Apple détaille ses cinq nouveaux modèles d’IA et admet à demi-mot ses ratés
À l'occasion de la WWDC 2026, Apple a présenté la troisième génération de ses modèles d'IA maison, les Apple Foundation Models (AFM 3), qui alimenteront Apple Intelligence sous iOS 27 et les autres systèmes d'exploitation en version 27. La famille compte cinq modèles distincts : deux fonctionnent directement sur l'appareil, AFM 3 Core (3 milliards de paramètres) et AFM 3 Core Advanced (20 milliards de paramètres, mais n'en activant dynamiquement qu'1 à 4 milliards selon les requêtes), et trois dans le cloud, AFM 3 Cloud pour les tâches courantes, ADM 3 Cloud pour la génération et l'édition d'images, et AFM 3 Cloud Pro pour le raisonnement complexe et les outils agentiques. Ce dernier tourne sur des serveurs NVIDIA hébergés dans Google Cloud, une infrastructure étendue au système Private Cloud Compute d'Apple. Les modèles reposent sur une base Gemini de Google, conformément à l'accord conclu entre les deux entreprises en janvier 2026. Pour profiter du modèle local le plus puissant, il faut un iPhone Air, un iPhone 17 Pro, un Mac M3 ou un iPad M4 avec au moins 12 Go de RAM, l'iPhone 17 standard, limité à 8 Go, est exclu.
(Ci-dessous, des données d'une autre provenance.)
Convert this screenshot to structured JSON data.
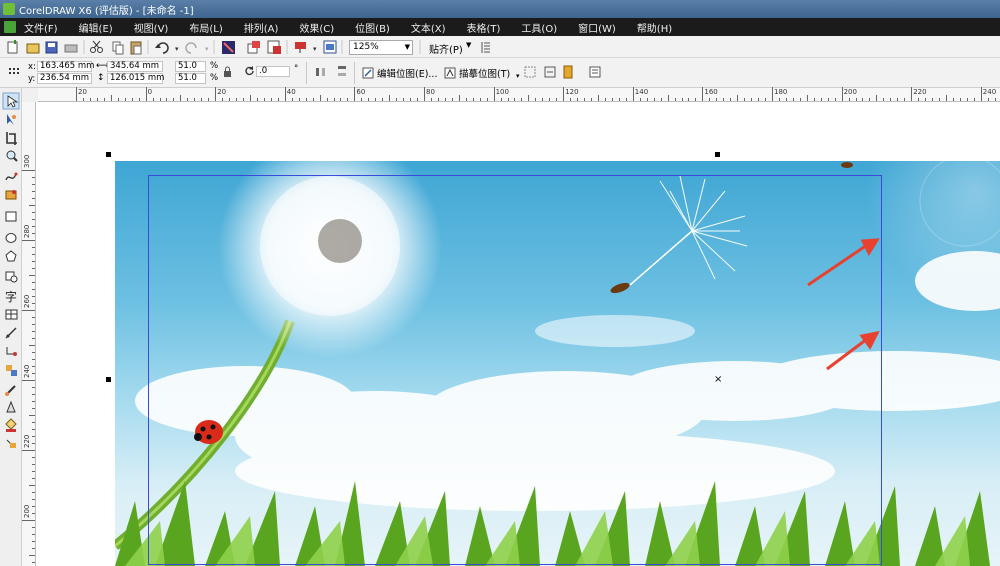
{
  "window": {
    "title": "CorelDRAW X6 (评估版) - [未命名 -1]"
  },
  "menu": {
    "items": [
      {
        "label": "文件(F)"
      },
      {
        "label": "编辑(E)"
      },
      {
        "label": "视图(V)"
      },
      {
        "label": "布局(L)"
      },
      {
        "label": "排列(A)"
      },
      {
        "label": "效果(C)"
      },
      {
        "label": "位图(B)"
      },
      {
        "label": "文本(X)"
      },
      {
        "label": "表格(T)"
      },
      {
        "label": "工具(O)"
      },
      {
        "label": "窗口(W)"
      },
      {
        "label": "帮助(H)"
      }
    ]
  },
  "toolbar": {
    "zoom": "125%",
    "snap_label": "贴齐(P)"
  },
  "propertybar": {
    "x_label": "x:",
    "x_value": "163.465 mm",
    "y_label": "y:",
    "y_value": "236.54 mm",
    "width_value": "345.64 mm",
    "height_value": "126.015 mm",
    "scale_x": "51.0",
    "scale_y": "51.0",
    "percent": "%",
    "rotation": ".0",
    "degree": "°",
    "edit_bitmap": "编辑位图(E)...",
    "trace_bitmap": "描摹位图(T)"
  },
  "ruler": {
    "h_labels": [
      "20",
      "0",
      "20",
      "40",
      "60",
      "80",
      "100",
      "120",
      "140",
      "160",
      "180",
      "200",
      "220",
      "240"
    ],
    "v_labels": [
      "300",
      "280",
      "260",
      "240",
      "220",
      "200"
    ]
  },
  "colors": {
    "accent": "#3b4bd9",
    "arrow": "#e8412f",
    "menubar_bg": "#1b1b1b"
  }
}
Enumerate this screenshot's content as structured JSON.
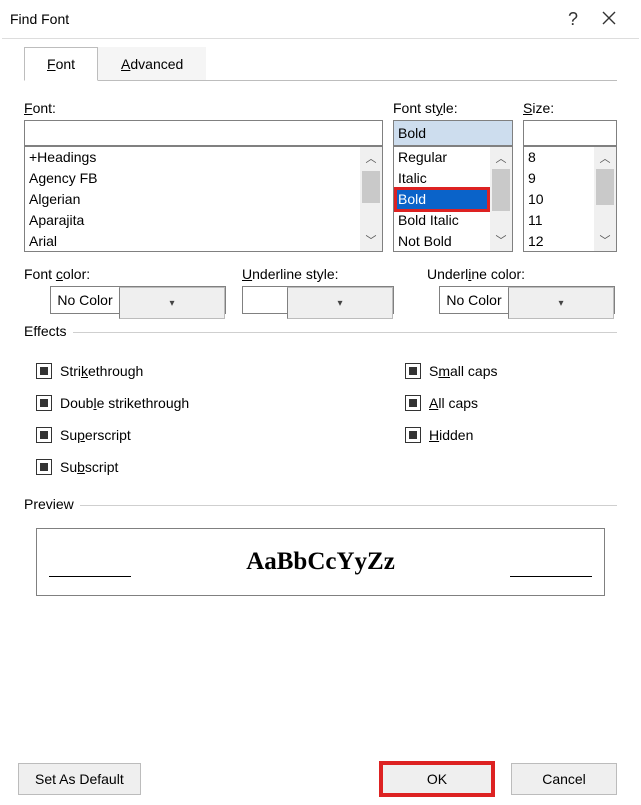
{
  "window": {
    "title": "Find Font"
  },
  "tabs": {
    "font": "Font",
    "advanced": "Advanced"
  },
  "font": {
    "label": "Font:",
    "value": "",
    "items": [
      "+Headings",
      "Agency FB",
      "Algerian",
      "Aparajita",
      "Arial"
    ]
  },
  "style": {
    "label": "Font style:",
    "value": "Bold",
    "items": [
      "Regular",
      "Italic",
      "Bold",
      "Bold Italic",
      "Not Bold"
    ],
    "selected_index": 2
  },
  "size": {
    "label": "Size:",
    "value": "",
    "items": [
      "8",
      "9",
      "10",
      "11",
      "12"
    ]
  },
  "font_color": {
    "label": "Font color:",
    "value": "No Color"
  },
  "underline_style": {
    "label": "Underline style:",
    "value": ""
  },
  "underline_color": {
    "label": "Underline color:",
    "value": "No Color"
  },
  "effects": {
    "legend": "Effects",
    "left": [
      "Strikethrough",
      "Double strikethrough",
      "Superscript",
      "Subscript"
    ],
    "right": [
      "Small caps",
      "All caps",
      "Hidden"
    ]
  },
  "preview": {
    "legend": "Preview",
    "text": "AaBbCcYyZz"
  },
  "buttons": {
    "default": "Set As Default",
    "ok": "OK",
    "cancel": "Cancel"
  }
}
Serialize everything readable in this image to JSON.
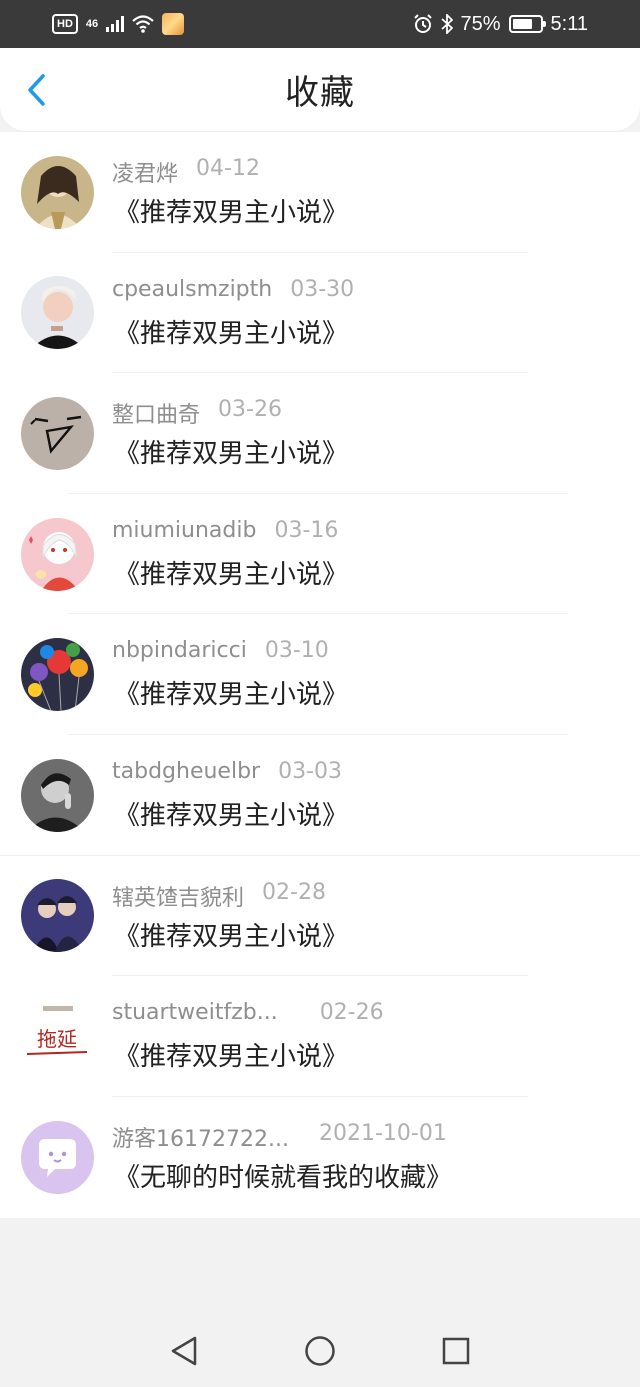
{
  "status_bar": {
    "hd": "HD",
    "network": "46",
    "battery_percent": "75%",
    "battery_level": 0.75,
    "time": "5:11",
    "icons": [
      "signal-icon",
      "wifi-icon",
      "app-notification-icon",
      "alarm-icon",
      "bluetooth-icon",
      "battery-icon"
    ]
  },
  "header": {
    "title": "收藏",
    "back_icon": "chevron-left-icon"
  },
  "favorites": [
    {
      "user": "凌君烨",
      "date": "04-12",
      "title": "《推荐双男主小说》"
    },
    {
      "user": "cpeaulsmzipth",
      "date": "03-30",
      "title": "《推荐双男主小说》"
    },
    {
      "user": "整口曲奇",
      "date": "03-26",
      "title": "《推荐双男主小说》"
    },
    {
      "user": "miumiunadib",
      "date": "03-16",
      "title": "《推荐双男主小说》"
    },
    {
      "user": "nbpindaricci",
      "date": "03-10",
      "title": "《推荐双男主小说》"
    },
    {
      "user": "tabdgheuelbr",
      "date": "03-03",
      "title": "《推荐双男主小说》"
    },
    {
      "user": "辖英馇吉貌利",
      "date": "02-28",
      "title": "《推荐双男主小说》"
    },
    {
      "user": "stuartweitfzb...",
      "date": "02-26",
      "title": "《推荐双男主小说》"
    },
    {
      "user": "游客16172722...",
      "date": "2021-10-01",
      "title": "《无聊的时候就看我的收藏》"
    }
  ],
  "avatar_logo_text": "拖延",
  "nav_bar": {
    "icons": [
      "back-triangle-icon",
      "home-circle-icon",
      "recents-square-icon"
    ]
  }
}
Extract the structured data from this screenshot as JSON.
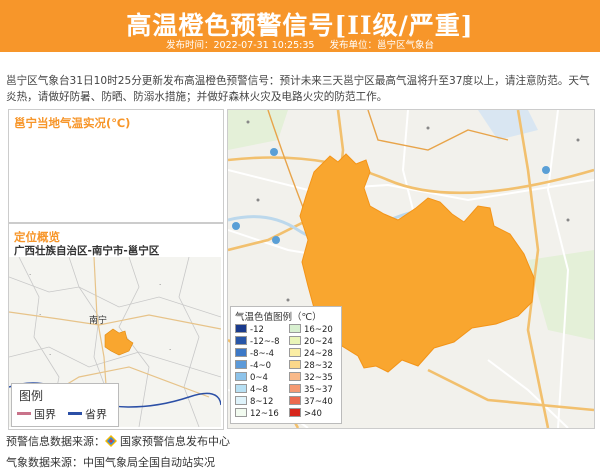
{
  "header": {
    "title": "高温橙色预警信号[II级/严重]",
    "publish_time_label": "发布时间：2022-07-31 10:25:35",
    "publish_unit_label": "发布单位：邕宁区气象台",
    "bg_color": "#f7962a"
  },
  "description": "邕宁区气象台31日10时25分更新发布高温橙色预警信号：预计未来三天邕宁区最高气温将升至37度以上，请注意防范。天气炎热，请做好防暑、防晒、防溺水措施；并做好森林火灾及电路火灾的防范工作。",
  "temp_panel": {
    "title": "邕宁当地气温实况(℃)"
  },
  "locate_panel": {
    "title": "定位概览",
    "region": "广西壮族自治区-南宁市-邕宁区",
    "city_label": "南宁",
    "legend_title": "图例",
    "legend_items": [
      {
        "label": "国界",
        "color": "#c9738a"
      },
      {
        "label": "省界",
        "color": "#2b4fa6"
      }
    ]
  },
  "map_legend": {
    "title": "气温色值图例（℃）",
    "items": [
      {
        "label": "-12",
        "color": "#1a3a8c"
      },
      {
        "label": "-12~-8",
        "color": "#2856a8"
      },
      {
        "label": "-8~-4",
        "color": "#3c78c6"
      },
      {
        "label": "-4~0",
        "color": "#5c9ad9"
      },
      {
        "label": "0~4",
        "color": "#8dc3ea"
      },
      {
        "label": "4~8",
        "color": "#b7e0f4"
      },
      {
        "label": "8~12",
        "color": "#dff3fb"
      },
      {
        "label": "12~16",
        "color": "#f2fbf0"
      },
      {
        "label": "16~20",
        "color": "#d8f0d0"
      },
      {
        "label": "20~24",
        "color": "#eaf5b8"
      },
      {
        "label": "24~28",
        "color": "#fbeea4"
      },
      {
        "label": "28~32",
        "color": "#fbd88a"
      },
      {
        "label": "32~35",
        "color": "#f8b98a"
      },
      {
        "label": "35~37",
        "color": "#f59a73"
      },
      {
        "label": "37~40",
        "color": "#ec6a4e"
      },
      {
        "label": ">40",
        "color": "#d7261c"
      }
    ]
  },
  "footer": {
    "warning_source": "预警信息数据来源：",
    "warning_org": "国家预警信息发布中心",
    "weather_source": "气象数据来源：中国气象局全国自动站实况"
  },
  "region_fill": "#f9a62f"
}
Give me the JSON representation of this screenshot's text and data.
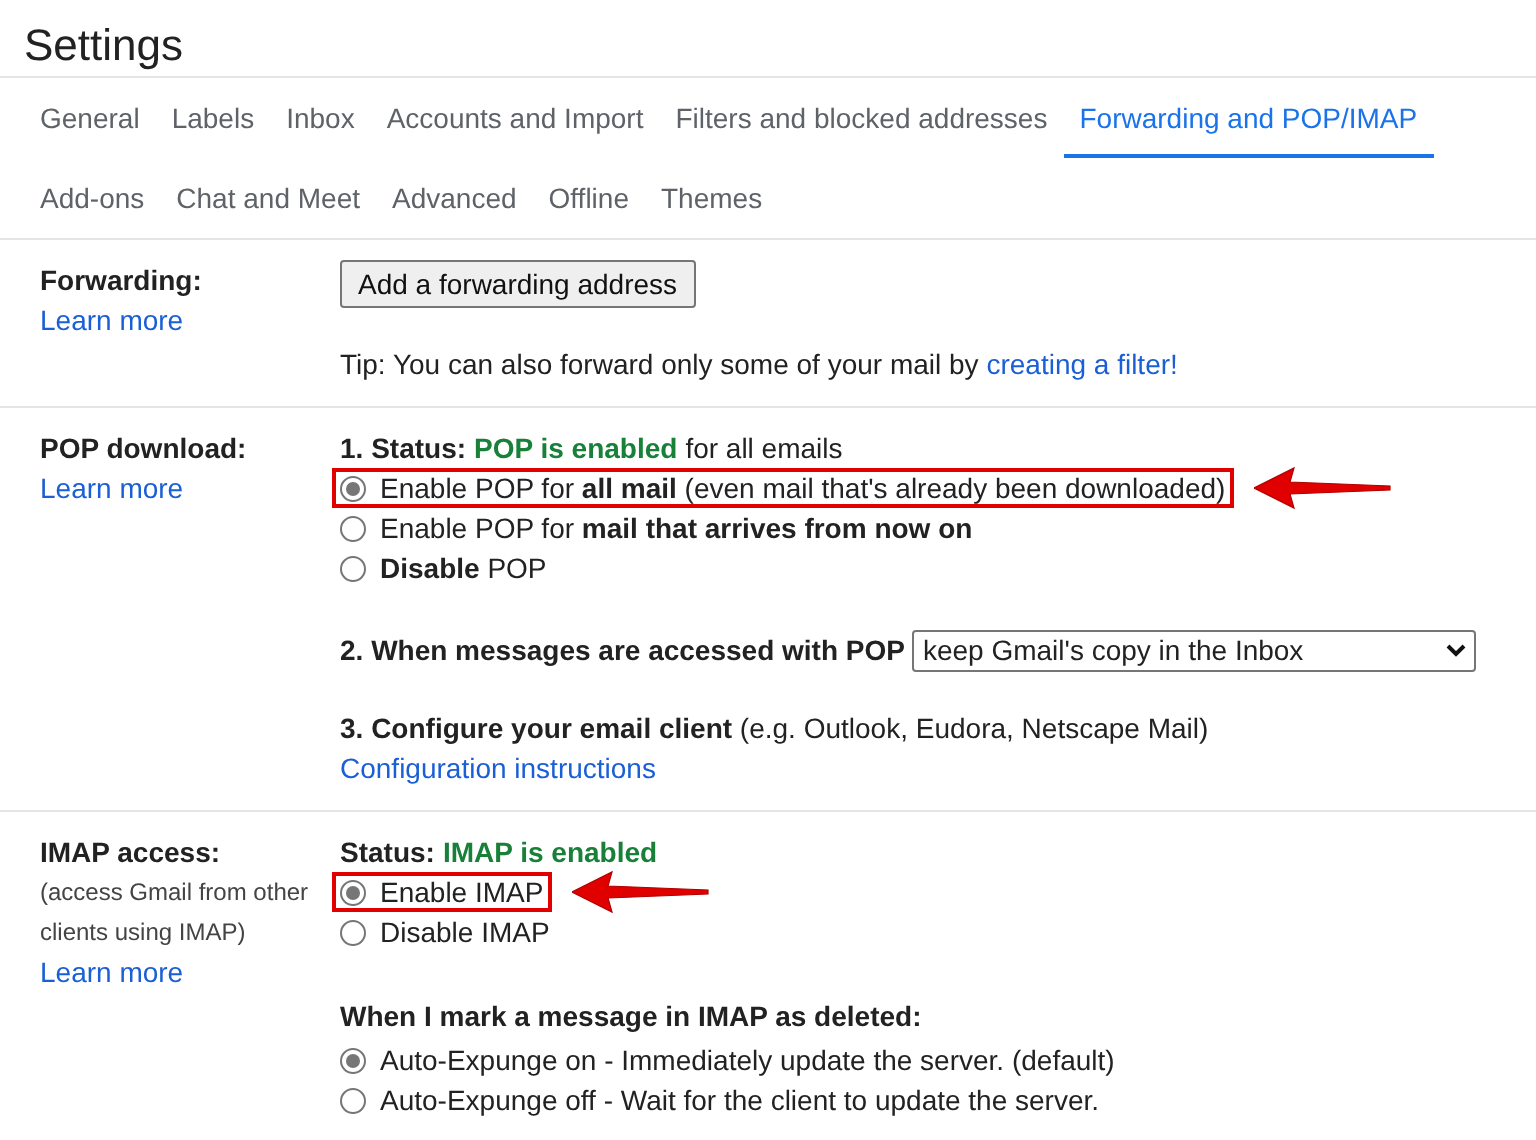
{
  "title": "Settings",
  "tabs": [
    {
      "label": "General",
      "selected": false
    },
    {
      "label": "Labels",
      "selected": false
    },
    {
      "label": "Inbox",
      "selected": false
    },
    {
      "label": "Accounts and Import",
      "selected": false
    },
    {
      "label": "Filters and blocked addresses",
      "selected": false
    },
    {
      "label": "Forwarding and POP/IMAP",
      "selected": true
    },
    {
      "label": "Add-ons",
      "selected": false
    },
    {
      "label": "Chat and Meet",
      "selected": false
    },
    {
      "label": "Advanced",
      "selected": false
    },
    {
      "label": "Offline",
      "selected": false
    },
    {
      "label": "Themes",
      "selected": false
    }
  ],
  "forwarding": {
    "heading": "Forwarding:",
    "learn_more": "Learn more",
    "button": "Add a forwarding address",
    "tip": "Tip: You can also forward only some of your mail by",
    "tip_link": "creating a filter!"
  },
  "pop": {
    "heading": "POP download:",
    "learn_more": "Learn more",
    "status": {
      "prefix": "1. Status:",
      "value": "POP is enabled",
      "suffix": "for all emails"
    },
    "options": [
      {
        "label": "Enable POP for **all mail** (even mail that's already been downloaded)",
        "selected": true,
        "annotated": true
      },
      {
        "label": "Enable POP for **mail that arrives from now on**",
        "selected": false,
        "annotated": false
      },
      {
        "label": "**Disable** POP",
        "selected": false,
        "annotated": false
      }
    ],
    "access_label": "2. When messages are accessed with POP",
    "access_value": "keep Gmail's copy in the Inbox",
    "configure": "**3. Configure your email client** (e.g. Outlook, Eudora, Netscape Mail)",
    "config_link": "Configuration instructions"
  },
  "imap": {
    "heading": "IMAP access:",
    "note": "(access Gmail from other clients using IMAP)",
    "learn_more": "Learn more",
    "status": {
      "prefix": "Status:",
      "value": "IMAP is enabled"
    },
    "options": [
      {
        "label": "Enable IMAP",
        "selected": true,
        "annotated": true
      },
      {
        "label": "Disable IMAP",
        "selected": false,
        "annotated": false
      }
    ],
    "delete_heading": "When I mark a message in IMAP as deleted:",
    "delete_options": [
      {
        "label": "Auto-Expunge on - Immediately update the server. (default)",
        "selected": true
      },
      {
        "label": "Auto-Expunge off - Wait for the client to update the server.",
        "selected": false
      }
    ]
  }
}
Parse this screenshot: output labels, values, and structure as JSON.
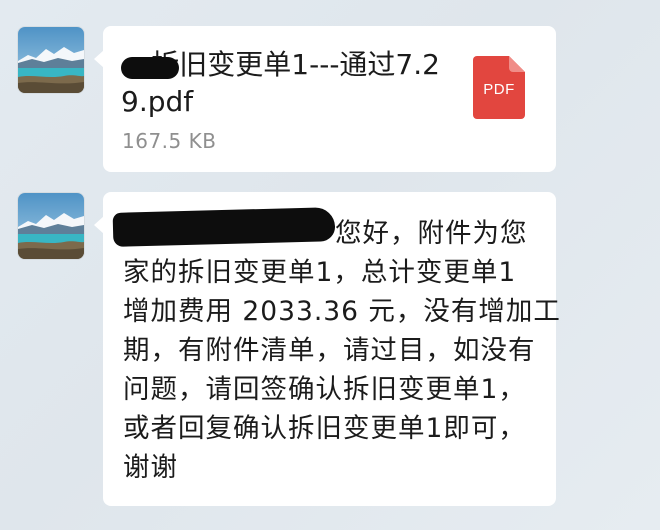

Cette annonce est importante à plusieurs égards. Sur le plan technique, la méthode d'activation dynamique des paramètres d'AFM 3 Core Advanced est une innovation notable : elle permet à Apple de faire tourner un modèle de 20 milliards de paramètres en puisant dans la mémoire flash plutôt que dans la RAM, contournant ainsi les limites physiques des appareils mobiles. Concrètement, cela se traduit par un Siri plus expressif, des voix personnalisables et une dictée vocale améliorée. Mais au-delà des performances annoncées, l'aveu implicite d'Apple est révélateur : en ne comparant plus ses nouveaux modèles aux benchmarks sectoriels standardisés utilisés l'an dernier face à GPT-4o ou Gemma, la firme de Cupertino semble reconnaître discrètement que la génération précédente était en deçà des attentes, ce que le retard du nouveau Siri et les critiques répétées autour d'Apple Intelligence avaient déjà largement signalé.
Cette troisième génération d'AFM s'inscrit dans un contexte de rattrapage accéléré pour Apple, qui accuse un retard structurel sur ses rivaux en matière d'IA générative. L'accord avec Google pour baser ses modèles sur Gemini, combiné à l'utilisation de GPU NVIDIA dans le cloud, marque une dépendance rare pour une entreprise qui a bâti son identité sur la maîtrise totale de sa chaîne technologique, du silicium au logiciel. Apple se retrouve ainsi tributaire de deux de ses principaux concurrents stratégiques. La question qui se pose désormais est celle de la durabilité de ce positionnement : soit Apple accélère le développement de ses propres modèles fondamentaux, soit elle consolide ces partenariats, au risque de perdre encore davantage de souveraineté sur la couche IA, qui deviendra centrale dans tous ses produits.
Les millions d'utilisateurs européens d'appareils Apple seront directement concernés par le traitement de leurs données via l'infrastructure Google Cloud sous iOS 27, soulevant des questions de conformité RGPD pour Apple Intelligence.